Share this: Email | Facebook | X

SAN FRANCISCO " For the second time this month, a federal appeals court in San Francisco tossed out a death sentence on the grounds that the defendant had inadequate legal counsel.

A three-judge panel of the 9th U.S. Circuit Court of Appeals unanimously ruled Tuesday that convicted killer Henry Earl Duncan's lawyer failed to present evidence that may have shown his client had an accomplice. The appeals court kept in place Duncan's first-degree murder and robbery convictions.

A Los Angeles County jury convicted Duncan in 1986 of robbing and stabbing to death his supervisor at a Los Angeles International Airport restaurant where he worked two years earlier. Blood recovered at the scene didn't match either Duncan or the victim, the appeals court noted, suggesting Duncan had an accomplice.

But the appeals court, in an opinion written by Judge Stephen Reinhardt, said that the failure of Duncan's lawyer, John Cheroske, to have his client's blood tested or call a blood expert during trial was a big enough gaffe to toss out the death sentence.

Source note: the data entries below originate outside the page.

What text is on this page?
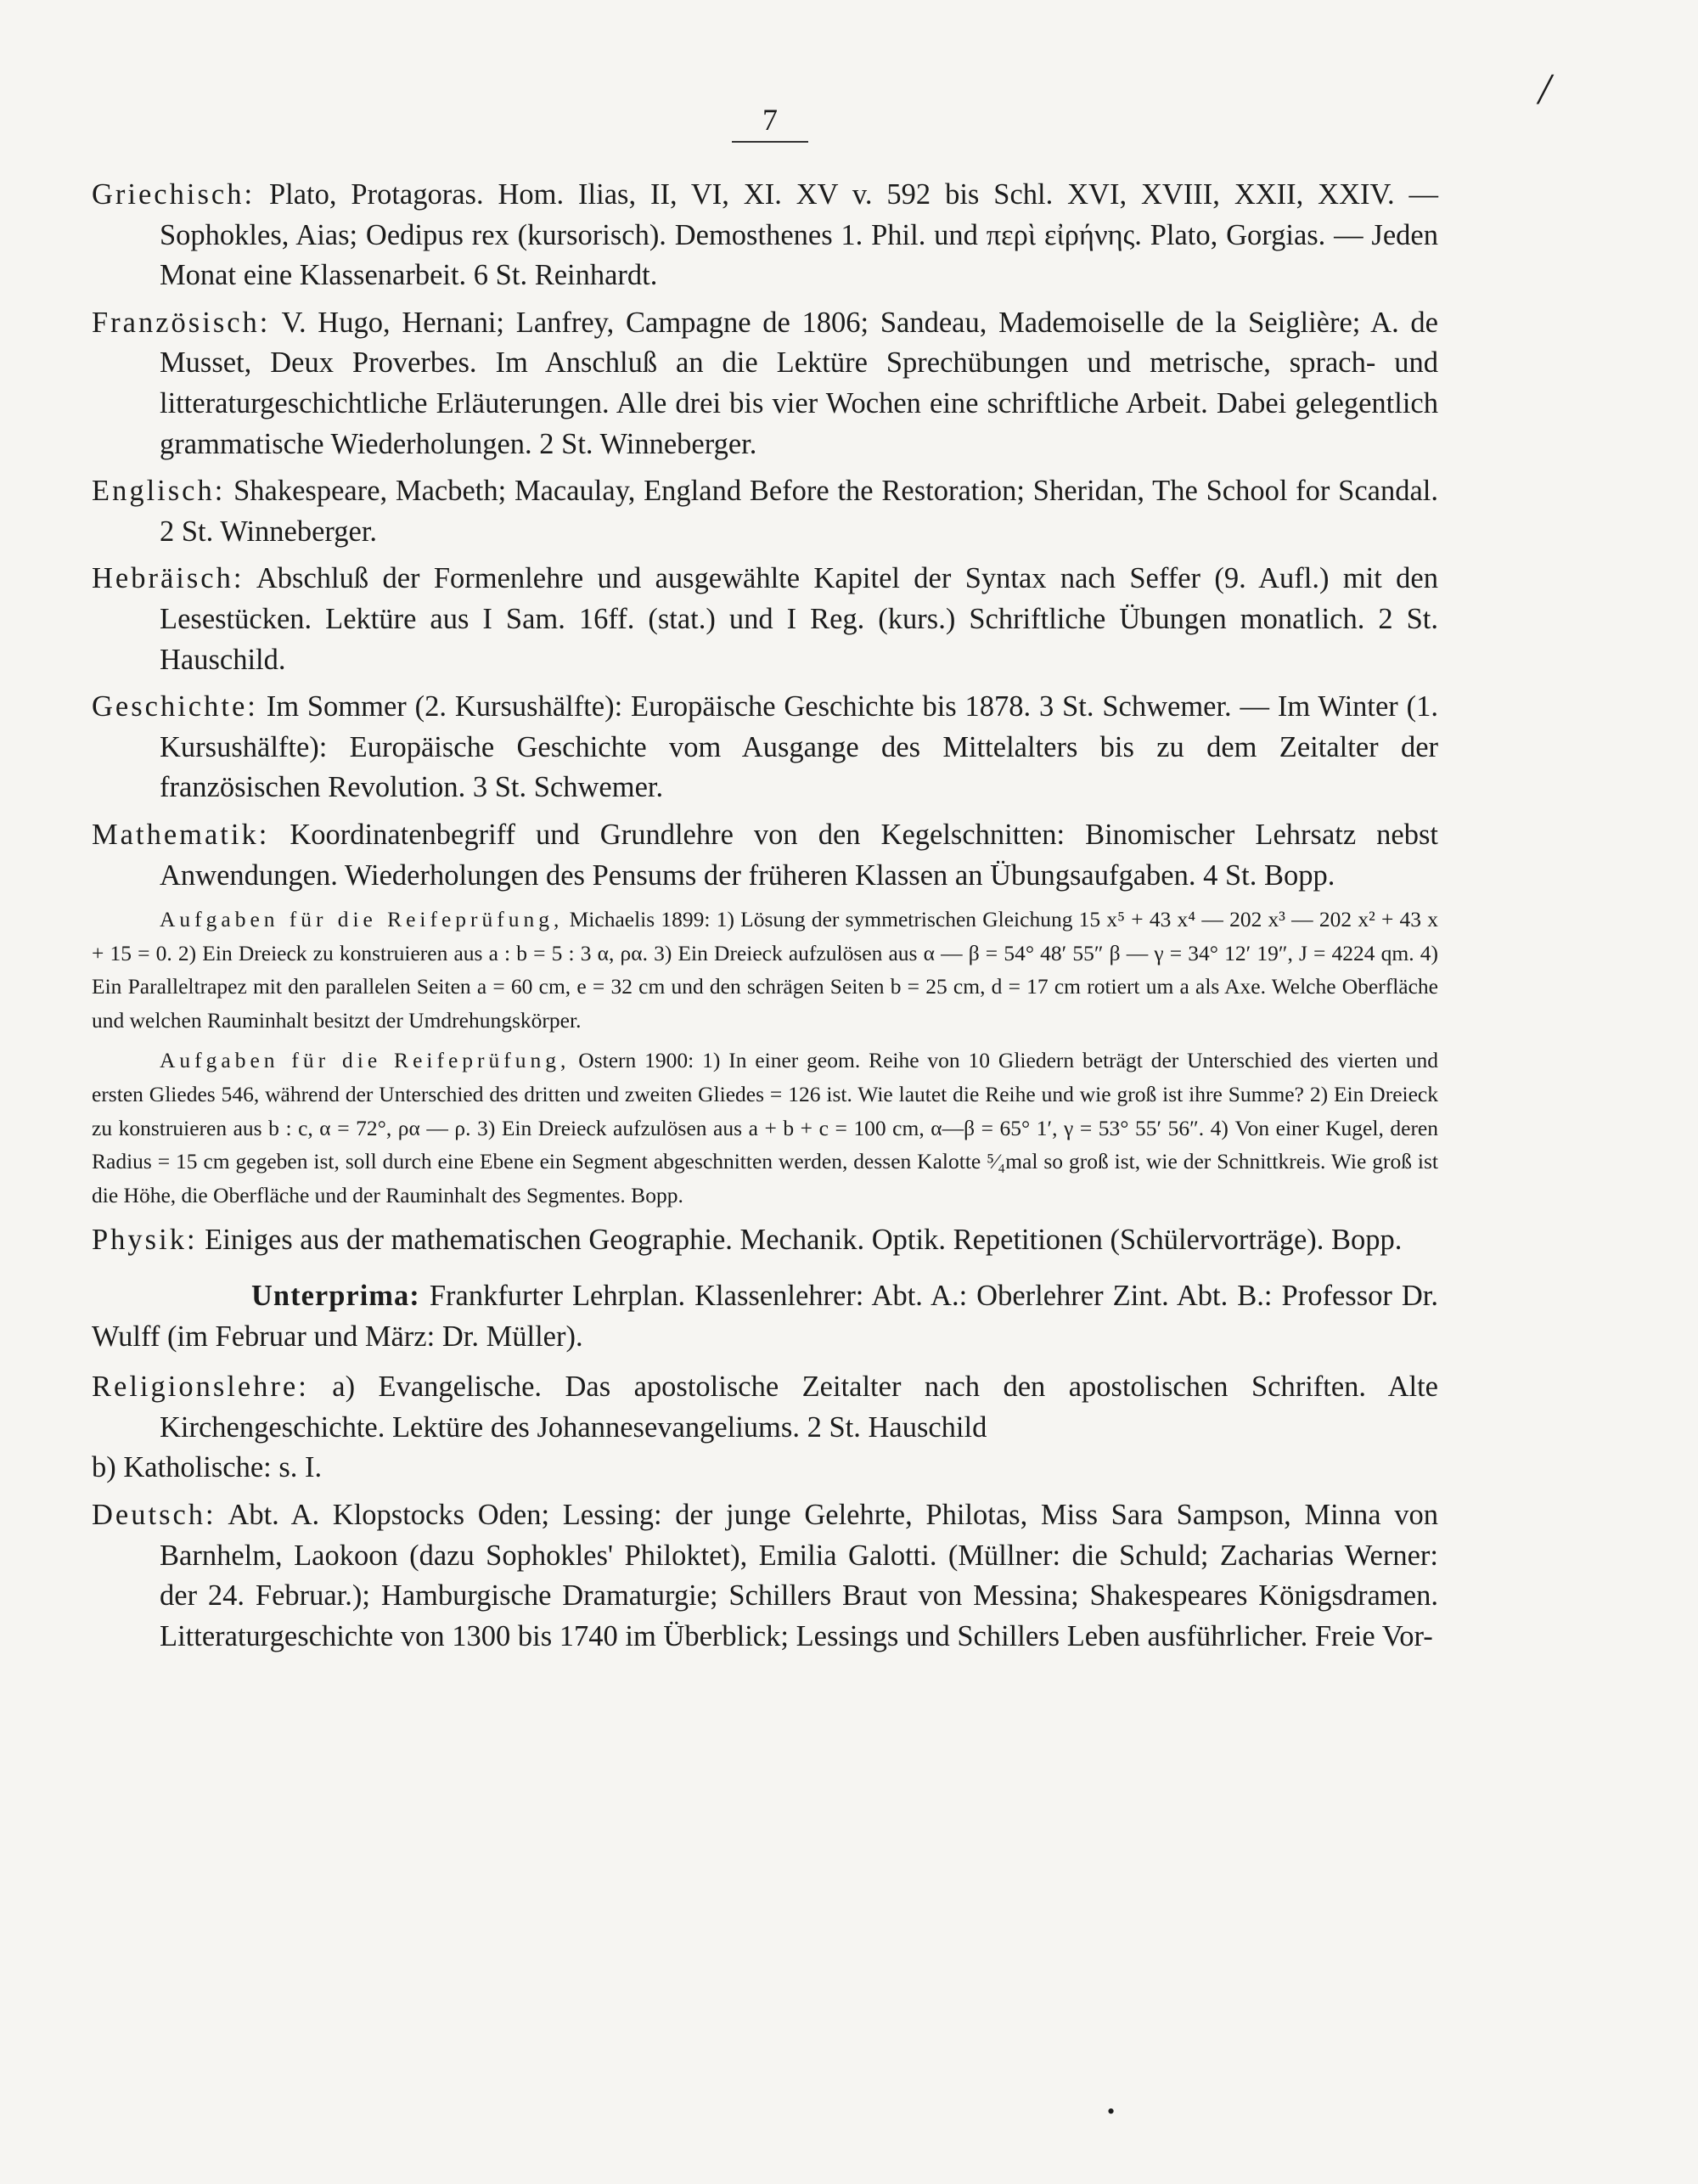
7
/
•

Griechisch: Plato, Protagoras. Hom. Ilias, II, VI, XI. XV v. 592 bis Schl. XVI, XVIII, XXII, XXIV. — Sophokles, Aias; Oedipus rex (kursorisch). Demosthenes 1. Phil. und περὶ εἰρήνης. Plato, Gorgias. — Jeden Monat eine Klassenarbeit. 6 St. Reinhardt.

Französisch: V. Hugo, Hernani; Lanfrey, Campagne de 1806; Sandeau, Mademoiselle de la Seiglière; A. de Musset, Deux Proverbes. Im Anschluß an die Lektüre Sprechübungen und metrische, sprach- und litteraturgeschichtliche Erläuterungen. Alle drei bis vier Wochen eine schriftliche Arbeit. Dabei gelegentlich grammatische Wiederholungen. 2 St. Winneberger.

Englisch: Shakespeare, Macbeth; Macaulay, England Before the Restoration; Sheridan, The School for Scandal. 2 St. Winneberger.

Hebräisch: Abschluß der Formenlehre und ausgewählte Kapitel der Syntax nach Seffer (9. Aufl.) mit den Lesestücken. Lektüre aus I Sam. 16ff. (stat.) und I Reg. (kurs.) Schriftliche Übungen monatlich. 2 St. Hauschild.

Geschichte: Im Sommer (2. Kursushälfte): Europäische Geschichte bis 1878. 3 St. Schwemer. — Im Winter (1. Kursushälfte): Europäische Geschichte vom Ausgange des Mittelalters bis zu dem Zeitalter der französischen Revolution. 3 St. Schwemer.

Mathematik: Koordinatenbegriff und Grundlehre von den Kegelschnitten: Binomischer Lehrsatz nebst Anwendungen. Wiederholungen des Pensums der früheren Klassen an Übungsaufgaben. 4 St. Bopp.

Aufgaben für die Reifeprüfung, Michaelis 1899: 1) Lösung der symmetrischen Gleichung 15 x⁵ + 43 x⁴ — 202 x³ — 202 x² + 43 x + 15 = 0. 2) Ein Dreieck zu konstruieren aus a : b = 5 : 3 α, ρα. 3) Ein Dreieck aufzulösen aus α — β = 54° 48′ 55″ β — γ = 34° 12′ 19″, J = 4224 qm. 4) Ein Paralleltrapez mit den parallelen Seiten a = 60 cm, e = 32 cm und den schrägen Seiten b = 25 cm, d = 17 cm rotiert um a als Axe. Welche Oberfläche und welchen Rauminhalt besitzt der Umdrehungskörper.

Aufgaben für die Reifeprüfung, Ostern 1900: 1) In einer geom. Reihe von 10 Gliedern beträgt der Unterschied des vierten und ersten Gliedes 546, während der Unterschied des dritten und zweiten Gliedes = 126 ist. Wie lautet die Reihe und wie groß ist ihre Summe? 2) Ein Dreieck zu konstruieren aus b : c, α = 72°, ρα — ρ. 3) Ein Dreieck aufzulösen aus a + b + c = 100 cm, α—β = 65° 1′, γ = 53° 55′ 56″. 4) Von einer Kugel, deren Radius = 15 cm gegeben ist, soll durch eine Ebene ein Segment abgeschnitten werden, dessen Kalotte ⁵⁄₄mal so groß ist, wie der Schnittkreis. Wie groß ist die Höhe, die Oberfläche und der Rauminhalt des Segmentes. Bopp.

Physik: Einiges aus der mathematischen Geographie. Mechanik. Optik. Repetitionen (Schülervorträge). Bopp.

Unterprima: Frankfurter Lehrplan. Klassenlehrer: Abt. A.: Oberlehrer Zint. Abt. B.: Professor Dr. Wulff (im Februar und März: Dr. Müller).

Religionslehre: a) Evangelische. Das apostolische Zeitalter nach den apostolischen Schriften. Alte Kirchengeschichte. Lektüre des Johannesevangeliums. 2 St. Hauschild
b) Katholische: s. I.

Deutsch: Abt. A. Klopstocks Oden; Lessing: der junge Gelehrte, Philotas, Miss Sara Sampson, Minna von Barnhelm, Laokoon (dazu Sophokles' Philoktet), Emilia Galotti. (Müllner: die Schuld; Zacharias Werner: der 24. Februar.); Hamburgische Dramaturgie; Schillers Braut von Messina; Shakespeares Königsdramen. Litteraturgeschichte von 1300 bis 1740 im Überblick; Lessings und Schillers Leben ausführlicher. Freie Vor-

Reinhardt said the jury may have been persuaded to sentence Duncan to prison if it was shown the possibility that someone else may have done the actual killing.

"Having Duncan's blood tested posed no risk to Duncan's defense, but the potential benefit was enormous," Reinhardt wrote.

Cheroske is now a Los Angeles Superior Court judge. He said he recalled very little about the case and said he doesn't "pay much attention," to the appeals court noted for its liberal bent.

The California Attorney General's office, which argued for the death penalty before the appeals court, didn't immediately return a call for comment.

Reinhardt also was the author of another appeals court decision issued on June 14 reversing the death penalty of Fernando Belmontes, who was convicted of the 1981 bludgeoning death of a young woman in San Joaquin County.

Reinhardt wrote that Belmontes' defense lawyer kept the jury in the dark about Belmontes' violent home life that could have led to a less severe sentence.